For a child unlucky enough to be born into a profoundly dysfunctional family it will find little nurture when it is at it’s most vulnerable and during the most important period of it’s brain development.  As other babies develop safely with the experience that carers are constantly available to provide food, comfort and soothing words, these children learn early on that no one else is to be trusted to take care of their needs.
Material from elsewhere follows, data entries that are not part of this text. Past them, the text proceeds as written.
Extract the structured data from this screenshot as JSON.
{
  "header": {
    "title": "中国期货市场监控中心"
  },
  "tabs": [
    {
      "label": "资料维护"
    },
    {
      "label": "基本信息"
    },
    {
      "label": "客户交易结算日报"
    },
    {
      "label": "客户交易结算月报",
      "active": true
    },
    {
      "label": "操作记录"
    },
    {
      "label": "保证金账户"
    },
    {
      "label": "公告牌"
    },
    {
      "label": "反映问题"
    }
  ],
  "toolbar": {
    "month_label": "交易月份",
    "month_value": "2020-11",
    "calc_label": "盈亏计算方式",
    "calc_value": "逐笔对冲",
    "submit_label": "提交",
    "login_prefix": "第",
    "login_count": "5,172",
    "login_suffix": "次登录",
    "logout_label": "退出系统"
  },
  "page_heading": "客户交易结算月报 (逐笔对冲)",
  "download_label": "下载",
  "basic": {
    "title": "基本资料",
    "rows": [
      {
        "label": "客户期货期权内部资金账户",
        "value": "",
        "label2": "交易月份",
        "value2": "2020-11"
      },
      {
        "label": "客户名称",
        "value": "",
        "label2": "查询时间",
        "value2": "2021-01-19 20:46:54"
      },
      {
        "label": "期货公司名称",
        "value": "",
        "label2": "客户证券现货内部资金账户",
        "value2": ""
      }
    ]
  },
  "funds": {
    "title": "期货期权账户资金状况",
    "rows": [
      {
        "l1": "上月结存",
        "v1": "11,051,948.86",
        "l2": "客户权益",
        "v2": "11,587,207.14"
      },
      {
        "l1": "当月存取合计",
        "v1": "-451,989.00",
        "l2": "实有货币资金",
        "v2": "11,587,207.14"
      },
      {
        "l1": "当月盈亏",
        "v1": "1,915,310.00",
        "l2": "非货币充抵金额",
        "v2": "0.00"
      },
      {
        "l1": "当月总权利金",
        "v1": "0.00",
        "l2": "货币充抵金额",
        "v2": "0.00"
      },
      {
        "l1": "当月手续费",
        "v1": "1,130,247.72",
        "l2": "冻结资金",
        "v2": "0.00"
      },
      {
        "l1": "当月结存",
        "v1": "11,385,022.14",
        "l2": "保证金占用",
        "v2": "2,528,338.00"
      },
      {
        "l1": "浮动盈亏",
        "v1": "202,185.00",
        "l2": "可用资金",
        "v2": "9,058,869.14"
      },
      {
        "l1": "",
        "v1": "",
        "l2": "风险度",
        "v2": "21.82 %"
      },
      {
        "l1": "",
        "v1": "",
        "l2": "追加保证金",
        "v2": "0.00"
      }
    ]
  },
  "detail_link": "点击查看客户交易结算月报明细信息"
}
They will frequently experience hunger, fear and loneliness and some will be physically and mentally abused.  Their primary lessons are firstly that no one else can be relied upon so they must take control of their own needs and secondly that they are worthless and to blame for their misfortune.  These lessons become hard-wired into their brains and I can promise you, are extremely difficult to unstick. They grow up fighting to retain control and they see and hear in the world around them only those things which match with their appalling view of themselves.  They feel doomed to failure and will try hard to live down to this pre-conception.  They also miss out on one important lesson that the more fortunate amongst us learn early on from our loving carers; empathy.  Now picture those strutting, smirking young people, breaking into shops, destroying livelihoods, emerging from the youth courts full of bravado, smiling and laughing.  Maybe some of them are living out the life that was laid out for them in their first few months of life as they sat in dirty nappies, having given up crying for food and comfort: you will never be the boss of me because nothing you can do will make me feel worse about myself than I do already. 

We watch the film footage of the rioters and looters with anger surging up inside us, we want to form a quick opinion, it feels better, temporarily, to blame, to label, the word ‘scum’ trips off the tongue.  But we must reach for the better part of ourselves, make the effort to really, deeply understand and to see that at least some of these young people are the damaged products of these ‘profoundly dysfunctional’ families.

As the adoptive parent of two children who were born into such circumstances, but who were removed at a young age, I am able to provide a small insight into the damage that can be done to small children below the age of two.  It is profound, long-lasting, destructive and almost over-whelming, for our family of four.  We live with the fallout of their terrible early experiences day in and day out.  And yet society at large shows little understanding and provides almost no support.  So I applaud Tony Blair because he has hit the nail on the head and he understands broadly what the approach should be, ‘to intervene literally family by family and at an early stage’.  But when the state does intervene, it must do so properly and for the long term.  It must educate us all on the reasons why it is intervening and the benefits to society of doing so.  And it must not forget those of us who are trying to raise these children for it is a difficult and often lonely job.